A De Giorgi conjecture on the regularity of minimizers of Cartesian area in 1D
Giovanni Bellettini, Shokhrukh Yu. Kholmatov
TL;DR
The paper addresses the regularity of minimizers for the one-dimensional Cartesian area with a linear fidelity term to a small datum $g$, proving $C^{1,1}$ regularity in $I$ for minimizers in $BV(I)$. The approach combines anisotropic BV theory, Wulff-ball comparisons, and calibration-type arguments to relate subgraph regularity to the graph itself, establishing Lipschitz and, under ellipticity, $C^{1,1}$ regularity. Key contributions include a precise small-data regime ensuring regularity, a classification of local minimizers via Cahn–Hoffman vectors, and an extension to anisotropic settings with $L^p$ fidelity terms.

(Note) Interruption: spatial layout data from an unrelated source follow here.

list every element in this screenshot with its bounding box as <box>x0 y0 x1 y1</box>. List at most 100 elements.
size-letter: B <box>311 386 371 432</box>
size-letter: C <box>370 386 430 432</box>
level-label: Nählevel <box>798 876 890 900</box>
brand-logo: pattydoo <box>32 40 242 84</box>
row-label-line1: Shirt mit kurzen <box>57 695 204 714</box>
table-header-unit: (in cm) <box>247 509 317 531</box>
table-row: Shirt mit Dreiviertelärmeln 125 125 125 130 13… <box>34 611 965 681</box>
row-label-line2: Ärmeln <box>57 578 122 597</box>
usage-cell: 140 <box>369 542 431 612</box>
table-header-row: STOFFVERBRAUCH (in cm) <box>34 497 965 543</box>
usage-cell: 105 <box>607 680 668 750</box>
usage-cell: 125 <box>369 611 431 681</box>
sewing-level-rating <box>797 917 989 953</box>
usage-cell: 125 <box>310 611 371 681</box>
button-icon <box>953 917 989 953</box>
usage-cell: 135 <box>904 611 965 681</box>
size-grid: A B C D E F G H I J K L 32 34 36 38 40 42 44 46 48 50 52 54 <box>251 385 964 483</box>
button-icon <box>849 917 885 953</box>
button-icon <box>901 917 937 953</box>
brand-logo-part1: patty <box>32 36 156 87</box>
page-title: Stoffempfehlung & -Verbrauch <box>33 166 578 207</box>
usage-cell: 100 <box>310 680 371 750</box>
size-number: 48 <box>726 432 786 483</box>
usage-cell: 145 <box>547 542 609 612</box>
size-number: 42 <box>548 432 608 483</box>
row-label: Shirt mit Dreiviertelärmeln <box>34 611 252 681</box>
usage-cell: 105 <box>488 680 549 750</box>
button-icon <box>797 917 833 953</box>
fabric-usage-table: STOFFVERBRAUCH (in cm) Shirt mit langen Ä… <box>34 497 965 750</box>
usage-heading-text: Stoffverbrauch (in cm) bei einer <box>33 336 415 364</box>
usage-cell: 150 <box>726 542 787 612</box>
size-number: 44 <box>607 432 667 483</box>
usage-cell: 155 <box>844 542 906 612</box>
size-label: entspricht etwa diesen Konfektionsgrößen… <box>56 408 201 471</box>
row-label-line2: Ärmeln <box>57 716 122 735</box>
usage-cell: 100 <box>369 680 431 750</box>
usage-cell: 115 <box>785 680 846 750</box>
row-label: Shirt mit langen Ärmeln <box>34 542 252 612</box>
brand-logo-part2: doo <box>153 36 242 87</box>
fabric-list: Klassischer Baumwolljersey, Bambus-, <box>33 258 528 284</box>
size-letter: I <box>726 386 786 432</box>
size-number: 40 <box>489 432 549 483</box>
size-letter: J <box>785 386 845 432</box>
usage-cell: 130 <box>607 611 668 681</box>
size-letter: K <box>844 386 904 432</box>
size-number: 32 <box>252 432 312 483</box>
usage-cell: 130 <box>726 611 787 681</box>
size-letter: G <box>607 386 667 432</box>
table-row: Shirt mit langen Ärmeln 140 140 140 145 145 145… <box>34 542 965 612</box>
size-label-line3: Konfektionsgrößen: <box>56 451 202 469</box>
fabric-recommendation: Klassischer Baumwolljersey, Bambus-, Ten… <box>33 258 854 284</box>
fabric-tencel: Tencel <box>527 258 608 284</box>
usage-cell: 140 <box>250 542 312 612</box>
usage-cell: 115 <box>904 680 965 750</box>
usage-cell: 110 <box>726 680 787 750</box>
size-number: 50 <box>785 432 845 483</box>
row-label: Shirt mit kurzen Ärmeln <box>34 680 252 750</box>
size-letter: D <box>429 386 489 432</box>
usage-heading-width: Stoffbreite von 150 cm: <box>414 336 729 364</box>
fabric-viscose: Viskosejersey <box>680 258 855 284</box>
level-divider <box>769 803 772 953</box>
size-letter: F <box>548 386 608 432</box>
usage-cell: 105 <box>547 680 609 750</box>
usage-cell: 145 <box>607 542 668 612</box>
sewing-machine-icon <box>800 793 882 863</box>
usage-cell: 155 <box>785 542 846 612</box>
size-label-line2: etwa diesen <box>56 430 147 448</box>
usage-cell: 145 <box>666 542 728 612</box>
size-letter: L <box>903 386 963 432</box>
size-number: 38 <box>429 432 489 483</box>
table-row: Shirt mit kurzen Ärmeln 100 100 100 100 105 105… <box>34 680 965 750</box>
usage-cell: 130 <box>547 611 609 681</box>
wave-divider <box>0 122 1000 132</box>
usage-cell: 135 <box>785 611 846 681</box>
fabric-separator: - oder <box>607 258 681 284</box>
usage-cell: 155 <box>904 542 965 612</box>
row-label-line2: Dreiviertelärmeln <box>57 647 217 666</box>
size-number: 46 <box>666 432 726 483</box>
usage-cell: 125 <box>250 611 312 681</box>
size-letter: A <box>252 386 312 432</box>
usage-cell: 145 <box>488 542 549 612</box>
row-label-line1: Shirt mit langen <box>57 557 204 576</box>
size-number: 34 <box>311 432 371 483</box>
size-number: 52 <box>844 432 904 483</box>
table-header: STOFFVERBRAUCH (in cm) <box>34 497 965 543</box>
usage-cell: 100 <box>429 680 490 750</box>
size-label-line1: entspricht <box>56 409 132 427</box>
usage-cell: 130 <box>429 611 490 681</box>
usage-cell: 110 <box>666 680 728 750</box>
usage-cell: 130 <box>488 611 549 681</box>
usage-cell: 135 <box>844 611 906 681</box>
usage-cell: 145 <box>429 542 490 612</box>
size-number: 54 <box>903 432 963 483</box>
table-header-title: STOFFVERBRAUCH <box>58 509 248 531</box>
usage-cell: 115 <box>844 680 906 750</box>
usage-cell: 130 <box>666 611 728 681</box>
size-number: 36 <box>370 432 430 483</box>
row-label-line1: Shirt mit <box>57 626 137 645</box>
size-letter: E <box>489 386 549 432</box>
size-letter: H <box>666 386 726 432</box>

The results partially confirm De Giorgi’s conjecture in dimension one and codimension one, with explicit dependence of the small-data threshold on the interval length and anisotropy, and have implications for variational models involving area-type functionals and BV regularity.
Abstract
We prove a $C^{1,1}$-regularity of minimizers of the functional $$ \int_I \sqrt{1+|Du|^2} + \int_I |u-g|ds,\quad u\in BV(I), $$ provided $I\subset\mathbb{R}$ is a bounded open interval and $\|g\|_\infty$ is sufficiently small, thus partially establishing a De Giorgi conjecture in dimension one and codimension one. We also extend our result to a suitable anisotropic setting.